Obviously, this approach only works if you know in advance what SQL commands to expect, so that you can intercept and rewrite them.

Always encrypted

Gallium Data can often help with on-the-fly encryption. It does take a bit of work, but the result is very flexible.

The general idea is to store the data encrypted, and have the proxy encrypt and decrypt it as it travels between the database server and the database clients -- much like what the SQL Server drivers do. We can prefix the value with some information about the key, so that we know which key to use when decrypting.

The easiest approach is to encrypt columns in place. This works well if the column is wide enough to contain an encrypted version of its value (since the encrypted value is always longer than the original value). The ideal type for this is text or ntext because they're unlimited, but char, nchar, varchar or nvarchar work equally well if they're large enough. The data type xml could be made to work, if you don't mind storing the encrypted value as an XML document. The types binary, varbinary and image can be used too, again providing they're large enough.

If the data type cannot contain an encrypted version of its value -- such as numbers, dates and so on -- then you need to find a way to store it, perhaps in an extra column. Or change the type of the column to something that can hold its encrypted value.

Example

Let's assume that we have a table containing the names of our customers, along with some confidential notes about each customer. With a request filter in Gallium Data, we can encrypt these notes when they are inserted or updated, and store them in the database, along with an identifier for the key:

Once that's in place, all we need is a response filter that will look at the value of the notes column as it comes back from the database, and decrypt it as needed.

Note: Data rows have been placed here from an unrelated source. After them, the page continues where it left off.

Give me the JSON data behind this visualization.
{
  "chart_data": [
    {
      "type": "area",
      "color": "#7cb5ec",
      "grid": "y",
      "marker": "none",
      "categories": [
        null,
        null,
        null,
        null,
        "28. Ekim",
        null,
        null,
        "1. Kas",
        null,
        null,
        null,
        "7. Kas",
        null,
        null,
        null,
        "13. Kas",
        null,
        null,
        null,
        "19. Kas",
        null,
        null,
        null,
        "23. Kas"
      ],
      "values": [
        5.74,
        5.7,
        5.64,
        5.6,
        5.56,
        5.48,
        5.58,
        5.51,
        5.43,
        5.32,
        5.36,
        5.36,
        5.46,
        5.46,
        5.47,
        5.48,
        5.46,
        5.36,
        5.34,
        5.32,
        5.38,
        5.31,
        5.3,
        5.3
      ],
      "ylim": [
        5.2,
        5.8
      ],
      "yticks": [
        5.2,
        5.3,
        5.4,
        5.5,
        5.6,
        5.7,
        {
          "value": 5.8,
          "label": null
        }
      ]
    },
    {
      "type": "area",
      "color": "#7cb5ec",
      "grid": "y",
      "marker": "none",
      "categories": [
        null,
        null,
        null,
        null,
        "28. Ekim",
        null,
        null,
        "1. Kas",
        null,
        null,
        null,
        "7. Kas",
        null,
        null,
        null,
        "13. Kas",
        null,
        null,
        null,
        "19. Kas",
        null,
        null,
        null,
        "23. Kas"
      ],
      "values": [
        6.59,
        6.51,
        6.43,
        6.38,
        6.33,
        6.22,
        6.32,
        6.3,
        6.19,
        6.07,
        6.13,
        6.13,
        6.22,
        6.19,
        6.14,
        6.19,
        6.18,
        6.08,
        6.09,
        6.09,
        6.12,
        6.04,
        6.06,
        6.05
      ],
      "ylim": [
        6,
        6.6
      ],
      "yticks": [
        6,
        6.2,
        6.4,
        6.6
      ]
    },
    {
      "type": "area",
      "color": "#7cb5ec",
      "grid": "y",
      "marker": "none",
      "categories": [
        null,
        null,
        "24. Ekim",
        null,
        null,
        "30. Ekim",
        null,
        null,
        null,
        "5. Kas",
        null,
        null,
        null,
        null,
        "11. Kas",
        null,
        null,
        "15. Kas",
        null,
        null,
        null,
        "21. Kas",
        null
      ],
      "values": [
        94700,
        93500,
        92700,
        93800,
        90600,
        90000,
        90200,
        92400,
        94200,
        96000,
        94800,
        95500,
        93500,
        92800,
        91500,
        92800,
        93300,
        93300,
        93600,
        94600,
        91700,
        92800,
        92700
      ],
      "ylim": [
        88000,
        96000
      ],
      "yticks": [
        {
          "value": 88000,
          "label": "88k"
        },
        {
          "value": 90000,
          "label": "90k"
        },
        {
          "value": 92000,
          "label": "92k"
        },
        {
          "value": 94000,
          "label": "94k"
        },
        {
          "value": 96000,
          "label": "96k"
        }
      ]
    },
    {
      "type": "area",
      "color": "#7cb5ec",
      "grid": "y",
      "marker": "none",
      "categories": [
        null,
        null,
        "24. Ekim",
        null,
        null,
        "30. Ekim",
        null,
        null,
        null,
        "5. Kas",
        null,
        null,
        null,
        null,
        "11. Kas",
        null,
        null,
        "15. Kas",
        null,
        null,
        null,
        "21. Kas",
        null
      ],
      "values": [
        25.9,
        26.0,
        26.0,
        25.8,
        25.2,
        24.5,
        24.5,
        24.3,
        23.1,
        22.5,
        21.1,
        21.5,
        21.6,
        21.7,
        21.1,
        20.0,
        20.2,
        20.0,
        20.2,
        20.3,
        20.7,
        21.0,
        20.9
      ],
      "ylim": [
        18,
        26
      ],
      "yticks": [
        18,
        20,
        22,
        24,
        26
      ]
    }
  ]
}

The logic is simple: if the value of the column does not start with "crypt:", then we let it go through unchanged. Otherwise we read the 10-digit identifier of the key, and see if we have that key. If we don't have the key (eagle-eyed readers may have noticed that row 3 has a different key ID), we can render that column to reflect that, such as XXXX. If we do have the key, then we just decrypt the data:

Why would you want to do that?

Microsoft's Always Encrypted feature is solid and well-tested, but it is limited in many ways. For instance, it requires that every row in the table be encrypted. You can use two keys per column, but that's only intended for key rotation, so there is no way to have multiple keys for multiple purposes in the same column.

Microsoft also only supports some encryption algorithms -- you may prefer something else.

Also, there is some appeal to having encryption done neither in the database, in which you may have limited visibility, nor in the client, where it may be exposed. What if you don't entirely trust your clients with your keys?

I'm a simple-minded person, and I find a certain comfort in being able to see my data in its encrypted form. It allows me to understand what's going on, whereas SQL Server's Always Encrypted feature can be more opaque (especially with the secure enclaves!)

Advantages of SQL Server column-level encryption

SQL Server

  • Built-in

  • Performant

Gallium Data

  • Requires another system

  • Adds processing time (though encryption with e.g. AES is very fast)

Advantages of Gallium Data

Gallium Data

  • Complete flexibility: data can be encrypted how you want it

  • Can use any encryption method(s)

  • Can use any key management solution(s)

SQL Server

  • Inflexible: encryption is all-or-nothing

  • Limited to a few encryption algorithms

  • Limited to a few key management solutions

Conclusion

Encryption is always hard. Encryption in a distributed system is even harder.

Ultimately, it comes down to flexibility. If SQL Server does what you need out of the box, then by all means use those facilities. But if you need something that's more flexible, maybe Gallium Data is worth a look -- you may be surprised by how much it can do for you.